Non così in fretta, perché Gazprom ha fatto sapere ieri di non avere i documenti necessari “per consentire a Siemens di entrare in possesso della turbina” in questione, non potendo quindi garantire il funzionamento sicuro di una “parte critica” del gasdotto. L’Unione europea teme che la Russia possa estendere la manutenzione programmata oltre la data del 21 luglio per limitare ulteriormente la fornitura di gas europea, rallentando anche i piani di Bruxelles di riempire gli stoccaggi ad almeno l’80 per cento della capacità nazionale entro il prossimo primo novembre. La media europea (che complessivamente dovrebbe arrivare all’85 per cento entro il mese di novembre) è oggi pari a poco superiore al 62 per cento, secondo gli ultimi dati Gie-Agsi.

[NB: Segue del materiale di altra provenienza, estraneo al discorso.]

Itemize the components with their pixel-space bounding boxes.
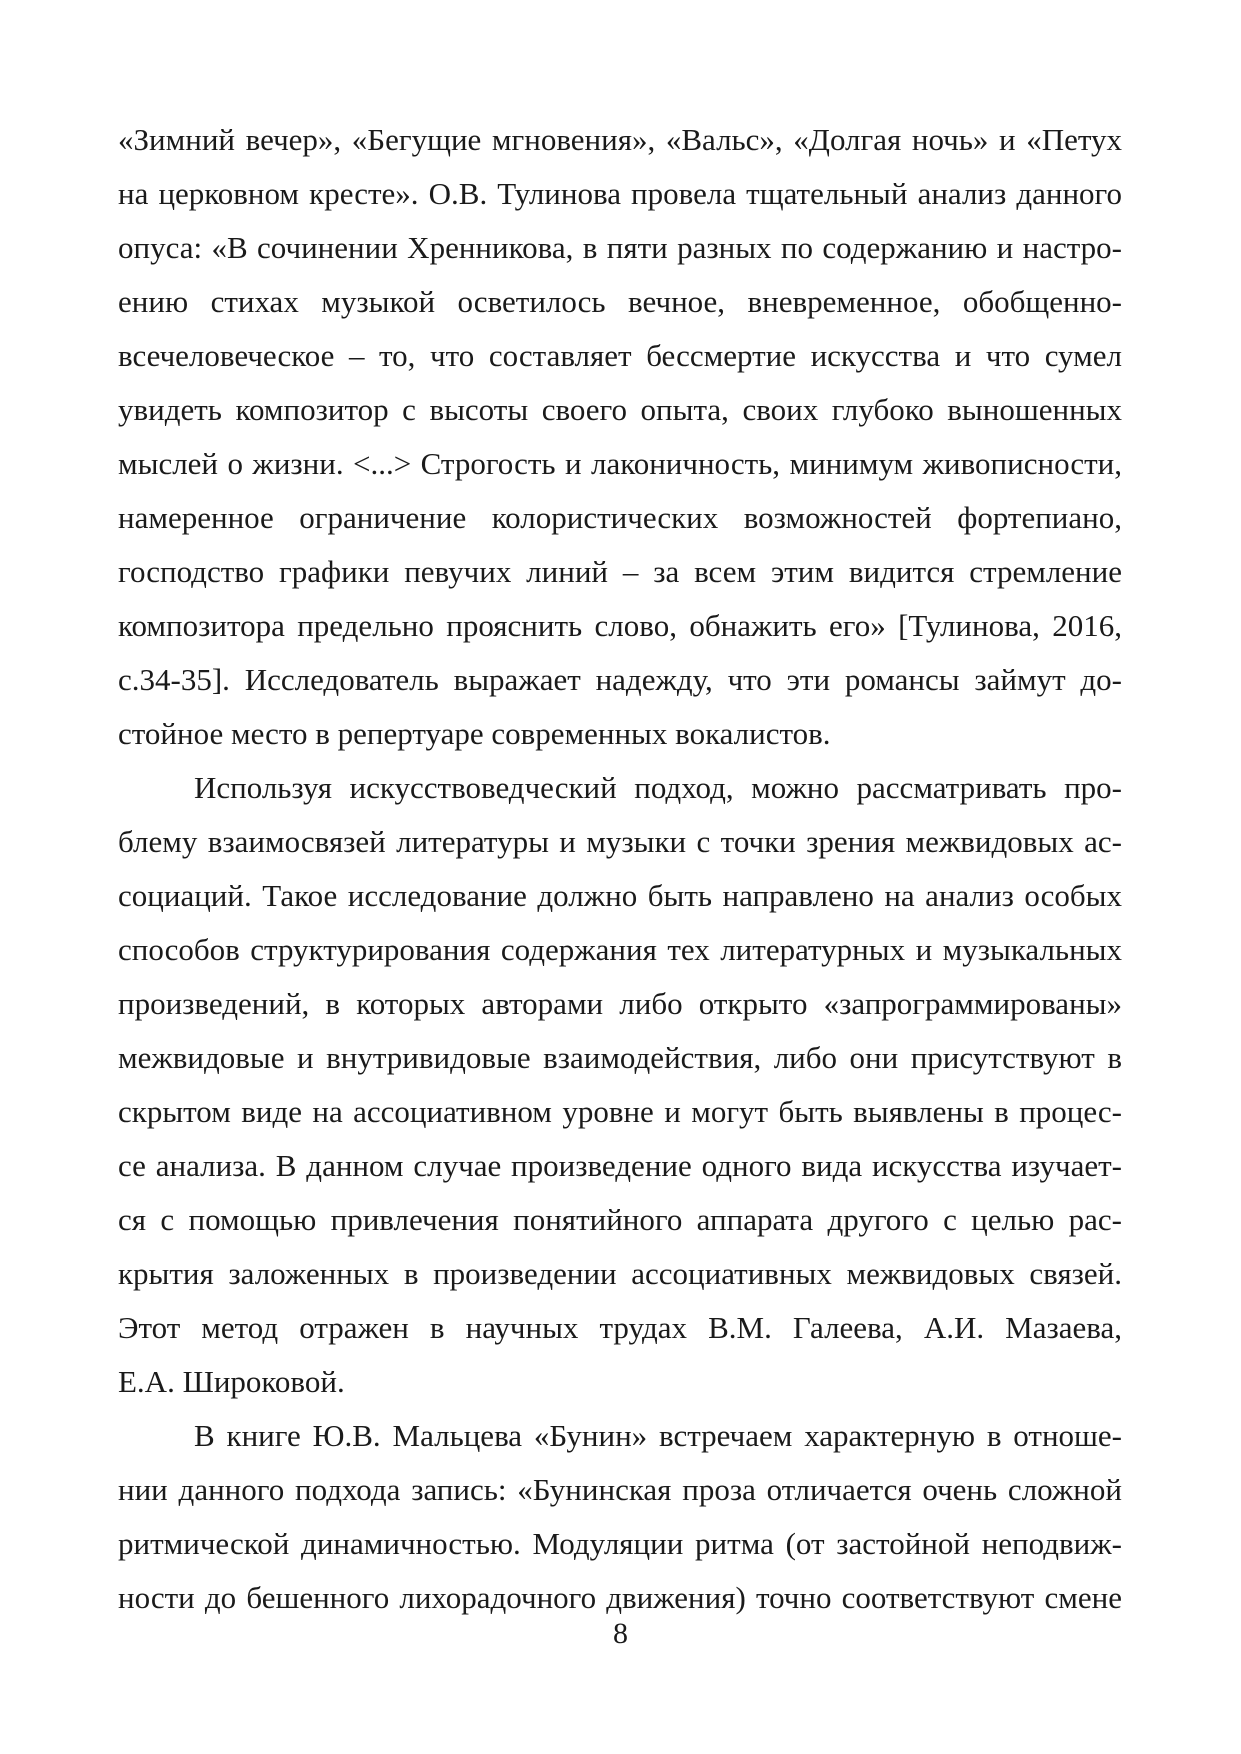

L’Italia è sesta in Europa con una percentuale del 65,33 per cento al 12 luglio, in crescita dello 0,5 per cento rispetto ai due giorni precedenti. In cima alla classifica c’è sempre il Portogallo, che da tempo ha raggiunto il 100 per cento della capacità di stoccaggio, seguito da Polonia (97,56 per cento), Danimarca (81,51 per cento), Spagna (73,7 per cento), Repubblica ceca (73,22 per cento), Francia (68,74 per cento). Non tutti i Paesi membri dell’Unione europea hanno strutture apposite per lo stoccaggio del gas, Irlanda, Lussemburgo, Slovenia, Grecia, Cipro, Lituania e Finlandia non ne sono provvisti e devono poter fare affidamento sulle strutture di riempimento degli altri, sulla base di un principio di solidarietà. Con l’inverno alle porte e le minacce sempre più concrete della Russia e della controllata Gazprom, Bruxelles cerca di correre ai ripari presentando la prossima settimana un piano di riduzione della domanda di gas proprio in vista della stagione fredda, facendo leva anche e soprattutto sulla solidarietà dell’offerta. Ovvero sul fare in modo che il gas vada dove non c’è in caso dello stop completo alle forniture da parte della Russia. Oggi più concreto di ieri.